Everything runs in readonly transactions, identifiers escaped via Postgres's quote_ident(), no extensions required. Works on any Postgres 12+ (self-hosted, RDS, Aurora, etc.). Two dependencies: asyncpg and mcp.

https://github.com/janbjorge/pglens

pip install pglen


Read-only by design is a smart constraint for agent tooling — eliminates a whole class of "oops the LLM dropped my table" failure modes. Curious about a couple things: how do you handle schema introspection? Do the tools auto-discover tables/columns or is there a config step? And for the query tools, is there any cost/complexity guardrail (e.g. preventing a full sequential scan on a 500M row table)?


No config step, the tools discover everything from pg_catalog at call time. list_schemas → list_tables → describe_table is the typical agent workflow, and there's a query_guide prompt baked in that suggests that progression.

On query guardrails: every query runs in a readonly transaction and results are capped at 500 rows via a wrapping SELECT * FROM (...) sub LIMIT 500. There's also explain_query which returns the plan without executing, so agents can check before running something expensive. That said, there's no cost-based gate that blocks a bad plan automatically; that's an interesting idea worth exploring.
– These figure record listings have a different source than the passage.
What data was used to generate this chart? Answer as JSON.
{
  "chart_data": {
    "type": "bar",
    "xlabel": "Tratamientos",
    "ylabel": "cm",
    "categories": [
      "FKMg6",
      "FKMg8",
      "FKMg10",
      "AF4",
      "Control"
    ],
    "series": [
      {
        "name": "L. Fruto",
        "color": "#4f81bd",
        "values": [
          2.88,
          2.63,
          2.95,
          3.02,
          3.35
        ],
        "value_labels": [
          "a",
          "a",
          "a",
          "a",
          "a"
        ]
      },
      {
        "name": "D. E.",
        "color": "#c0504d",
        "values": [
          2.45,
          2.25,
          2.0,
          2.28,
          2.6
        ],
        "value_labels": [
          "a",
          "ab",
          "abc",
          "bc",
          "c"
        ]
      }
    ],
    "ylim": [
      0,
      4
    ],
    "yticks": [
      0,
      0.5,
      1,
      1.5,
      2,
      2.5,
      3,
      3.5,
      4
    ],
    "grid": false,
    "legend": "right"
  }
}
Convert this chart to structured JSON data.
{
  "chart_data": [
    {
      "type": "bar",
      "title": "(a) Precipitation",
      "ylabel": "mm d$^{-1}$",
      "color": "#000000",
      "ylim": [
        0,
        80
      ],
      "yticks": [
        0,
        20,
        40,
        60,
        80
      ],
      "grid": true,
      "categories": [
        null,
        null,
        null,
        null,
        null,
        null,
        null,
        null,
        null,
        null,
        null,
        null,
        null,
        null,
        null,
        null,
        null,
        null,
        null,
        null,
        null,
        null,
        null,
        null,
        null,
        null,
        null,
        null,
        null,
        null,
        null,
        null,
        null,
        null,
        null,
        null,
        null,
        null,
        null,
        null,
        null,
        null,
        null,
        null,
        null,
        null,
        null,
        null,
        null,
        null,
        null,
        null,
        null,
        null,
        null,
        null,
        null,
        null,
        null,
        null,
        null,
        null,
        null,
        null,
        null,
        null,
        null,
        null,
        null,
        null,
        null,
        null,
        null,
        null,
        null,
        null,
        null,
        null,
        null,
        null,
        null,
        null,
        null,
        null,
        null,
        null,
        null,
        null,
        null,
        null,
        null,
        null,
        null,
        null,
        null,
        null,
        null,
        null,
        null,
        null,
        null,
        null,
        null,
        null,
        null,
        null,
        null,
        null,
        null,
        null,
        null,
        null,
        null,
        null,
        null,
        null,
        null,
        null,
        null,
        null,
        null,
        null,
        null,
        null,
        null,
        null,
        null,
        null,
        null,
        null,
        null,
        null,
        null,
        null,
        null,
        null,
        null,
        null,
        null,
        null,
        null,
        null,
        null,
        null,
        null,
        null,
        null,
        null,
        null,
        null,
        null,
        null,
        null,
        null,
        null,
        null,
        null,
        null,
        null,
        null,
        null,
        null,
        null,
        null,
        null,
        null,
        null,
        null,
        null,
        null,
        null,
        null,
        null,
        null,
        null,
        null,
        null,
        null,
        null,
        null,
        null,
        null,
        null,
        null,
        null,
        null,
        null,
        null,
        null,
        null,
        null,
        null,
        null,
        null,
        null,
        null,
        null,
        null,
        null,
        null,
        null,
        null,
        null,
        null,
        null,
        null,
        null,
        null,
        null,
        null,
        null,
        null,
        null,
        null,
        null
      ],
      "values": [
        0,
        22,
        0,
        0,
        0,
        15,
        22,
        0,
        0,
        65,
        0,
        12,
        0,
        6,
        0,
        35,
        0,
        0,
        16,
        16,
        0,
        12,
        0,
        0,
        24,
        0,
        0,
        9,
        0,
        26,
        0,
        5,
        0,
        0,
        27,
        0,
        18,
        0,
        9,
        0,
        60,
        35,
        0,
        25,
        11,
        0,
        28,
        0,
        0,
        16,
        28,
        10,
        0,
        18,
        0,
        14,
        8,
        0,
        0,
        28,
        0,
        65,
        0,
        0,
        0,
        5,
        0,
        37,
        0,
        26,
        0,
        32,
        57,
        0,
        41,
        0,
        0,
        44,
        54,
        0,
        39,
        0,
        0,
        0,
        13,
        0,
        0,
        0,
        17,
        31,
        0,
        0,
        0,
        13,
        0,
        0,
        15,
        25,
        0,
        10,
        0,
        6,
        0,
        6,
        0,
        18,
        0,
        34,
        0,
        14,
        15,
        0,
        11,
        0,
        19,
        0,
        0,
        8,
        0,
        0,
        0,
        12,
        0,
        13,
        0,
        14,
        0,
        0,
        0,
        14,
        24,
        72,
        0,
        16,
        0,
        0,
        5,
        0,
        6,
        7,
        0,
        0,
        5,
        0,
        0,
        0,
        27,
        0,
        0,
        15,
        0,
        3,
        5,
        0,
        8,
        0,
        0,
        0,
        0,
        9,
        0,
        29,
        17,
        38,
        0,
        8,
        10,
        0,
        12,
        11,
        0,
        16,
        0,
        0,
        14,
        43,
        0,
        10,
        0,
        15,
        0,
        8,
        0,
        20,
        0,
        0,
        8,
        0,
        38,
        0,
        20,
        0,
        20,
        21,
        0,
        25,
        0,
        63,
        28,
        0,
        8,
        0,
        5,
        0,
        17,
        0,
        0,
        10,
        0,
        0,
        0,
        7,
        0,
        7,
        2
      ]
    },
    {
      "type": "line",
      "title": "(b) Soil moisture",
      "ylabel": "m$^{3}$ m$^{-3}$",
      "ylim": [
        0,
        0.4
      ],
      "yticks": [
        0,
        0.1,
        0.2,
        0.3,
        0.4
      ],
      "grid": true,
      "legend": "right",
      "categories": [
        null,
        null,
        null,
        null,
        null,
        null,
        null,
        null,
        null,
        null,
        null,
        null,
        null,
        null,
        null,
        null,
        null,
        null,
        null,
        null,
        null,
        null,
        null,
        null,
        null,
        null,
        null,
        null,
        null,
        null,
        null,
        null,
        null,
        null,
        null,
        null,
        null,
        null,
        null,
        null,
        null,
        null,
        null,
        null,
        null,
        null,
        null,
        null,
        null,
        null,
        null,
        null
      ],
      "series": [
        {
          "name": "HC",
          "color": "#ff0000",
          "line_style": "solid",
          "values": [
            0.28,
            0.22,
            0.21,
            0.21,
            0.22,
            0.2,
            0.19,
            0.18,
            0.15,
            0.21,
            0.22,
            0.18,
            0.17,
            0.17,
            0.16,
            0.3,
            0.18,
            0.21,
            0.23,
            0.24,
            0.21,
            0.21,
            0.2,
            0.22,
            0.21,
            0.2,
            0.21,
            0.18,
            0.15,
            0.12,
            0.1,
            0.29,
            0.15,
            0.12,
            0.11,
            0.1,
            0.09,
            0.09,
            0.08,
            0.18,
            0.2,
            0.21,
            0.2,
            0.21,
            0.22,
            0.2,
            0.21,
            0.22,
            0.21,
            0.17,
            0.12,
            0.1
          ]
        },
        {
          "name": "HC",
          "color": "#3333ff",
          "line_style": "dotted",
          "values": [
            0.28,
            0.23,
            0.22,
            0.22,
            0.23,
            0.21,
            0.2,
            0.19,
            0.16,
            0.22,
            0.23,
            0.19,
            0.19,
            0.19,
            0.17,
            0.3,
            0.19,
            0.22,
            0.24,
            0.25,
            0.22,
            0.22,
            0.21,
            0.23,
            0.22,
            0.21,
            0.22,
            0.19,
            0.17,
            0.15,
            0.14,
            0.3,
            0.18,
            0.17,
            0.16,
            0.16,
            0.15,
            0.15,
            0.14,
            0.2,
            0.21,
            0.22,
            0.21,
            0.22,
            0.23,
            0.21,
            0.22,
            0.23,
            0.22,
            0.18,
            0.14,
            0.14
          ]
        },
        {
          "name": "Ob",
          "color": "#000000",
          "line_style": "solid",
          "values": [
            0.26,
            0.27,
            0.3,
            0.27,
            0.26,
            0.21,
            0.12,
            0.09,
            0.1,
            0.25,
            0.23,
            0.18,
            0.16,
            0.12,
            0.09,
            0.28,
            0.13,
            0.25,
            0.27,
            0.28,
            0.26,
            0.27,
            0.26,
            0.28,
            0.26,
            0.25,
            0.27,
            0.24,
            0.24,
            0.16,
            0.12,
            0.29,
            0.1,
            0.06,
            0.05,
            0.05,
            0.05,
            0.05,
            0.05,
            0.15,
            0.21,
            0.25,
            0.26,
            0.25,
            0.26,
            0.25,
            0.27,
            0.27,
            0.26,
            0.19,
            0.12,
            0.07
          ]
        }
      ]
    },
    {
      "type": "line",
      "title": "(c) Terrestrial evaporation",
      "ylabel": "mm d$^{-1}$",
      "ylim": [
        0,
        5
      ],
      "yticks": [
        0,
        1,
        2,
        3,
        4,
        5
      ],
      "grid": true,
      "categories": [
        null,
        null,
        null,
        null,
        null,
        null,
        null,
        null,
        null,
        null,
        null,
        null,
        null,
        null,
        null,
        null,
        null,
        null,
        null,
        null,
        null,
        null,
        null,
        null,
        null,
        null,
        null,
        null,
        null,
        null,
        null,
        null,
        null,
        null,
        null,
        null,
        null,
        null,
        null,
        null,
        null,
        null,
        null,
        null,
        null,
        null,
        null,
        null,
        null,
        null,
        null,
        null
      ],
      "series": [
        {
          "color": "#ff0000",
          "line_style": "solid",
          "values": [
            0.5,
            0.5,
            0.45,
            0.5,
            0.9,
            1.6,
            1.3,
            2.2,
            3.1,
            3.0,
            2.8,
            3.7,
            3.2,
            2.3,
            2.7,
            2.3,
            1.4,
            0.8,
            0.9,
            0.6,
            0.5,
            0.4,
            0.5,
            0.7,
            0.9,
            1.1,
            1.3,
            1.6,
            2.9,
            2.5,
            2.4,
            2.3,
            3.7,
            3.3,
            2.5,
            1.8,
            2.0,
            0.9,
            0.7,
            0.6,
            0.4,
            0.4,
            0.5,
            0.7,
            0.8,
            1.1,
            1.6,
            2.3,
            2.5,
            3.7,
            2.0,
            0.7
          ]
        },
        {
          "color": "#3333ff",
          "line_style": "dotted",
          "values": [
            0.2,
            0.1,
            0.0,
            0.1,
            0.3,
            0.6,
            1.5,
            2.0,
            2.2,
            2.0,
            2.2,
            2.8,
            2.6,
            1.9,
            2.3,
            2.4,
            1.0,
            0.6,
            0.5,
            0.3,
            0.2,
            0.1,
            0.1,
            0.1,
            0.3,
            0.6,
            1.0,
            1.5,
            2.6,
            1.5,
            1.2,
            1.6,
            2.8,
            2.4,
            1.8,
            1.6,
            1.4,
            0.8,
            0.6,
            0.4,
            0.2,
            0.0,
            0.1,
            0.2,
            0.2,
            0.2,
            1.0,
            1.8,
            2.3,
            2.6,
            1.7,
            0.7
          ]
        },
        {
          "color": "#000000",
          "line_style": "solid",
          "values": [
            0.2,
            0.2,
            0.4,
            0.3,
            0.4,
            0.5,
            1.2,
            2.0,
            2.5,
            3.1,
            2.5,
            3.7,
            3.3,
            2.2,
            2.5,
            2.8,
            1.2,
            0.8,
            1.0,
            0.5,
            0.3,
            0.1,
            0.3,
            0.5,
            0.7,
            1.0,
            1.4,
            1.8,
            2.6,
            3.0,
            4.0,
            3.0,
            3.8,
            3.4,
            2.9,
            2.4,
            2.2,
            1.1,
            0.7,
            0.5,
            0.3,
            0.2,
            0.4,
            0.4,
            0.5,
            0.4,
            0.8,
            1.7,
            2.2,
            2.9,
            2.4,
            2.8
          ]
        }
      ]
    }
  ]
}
The column_values tool solves a surprisingly annoying problem. Agents confidently writing WHERE status = 'active' when the real value is 'ACTIVE' or 'enabled' causes a lot of unnecessary back-and-forth. Nice that it's addressed explicitly.


This is really nicely, read only is the right way to start


Thanks! Read-only felt like the obvious constraint; agents shouldn't need write access to understand a database.


[flagged]


I don't know why but all your comments are getting hidden/flagged/killed for some reason.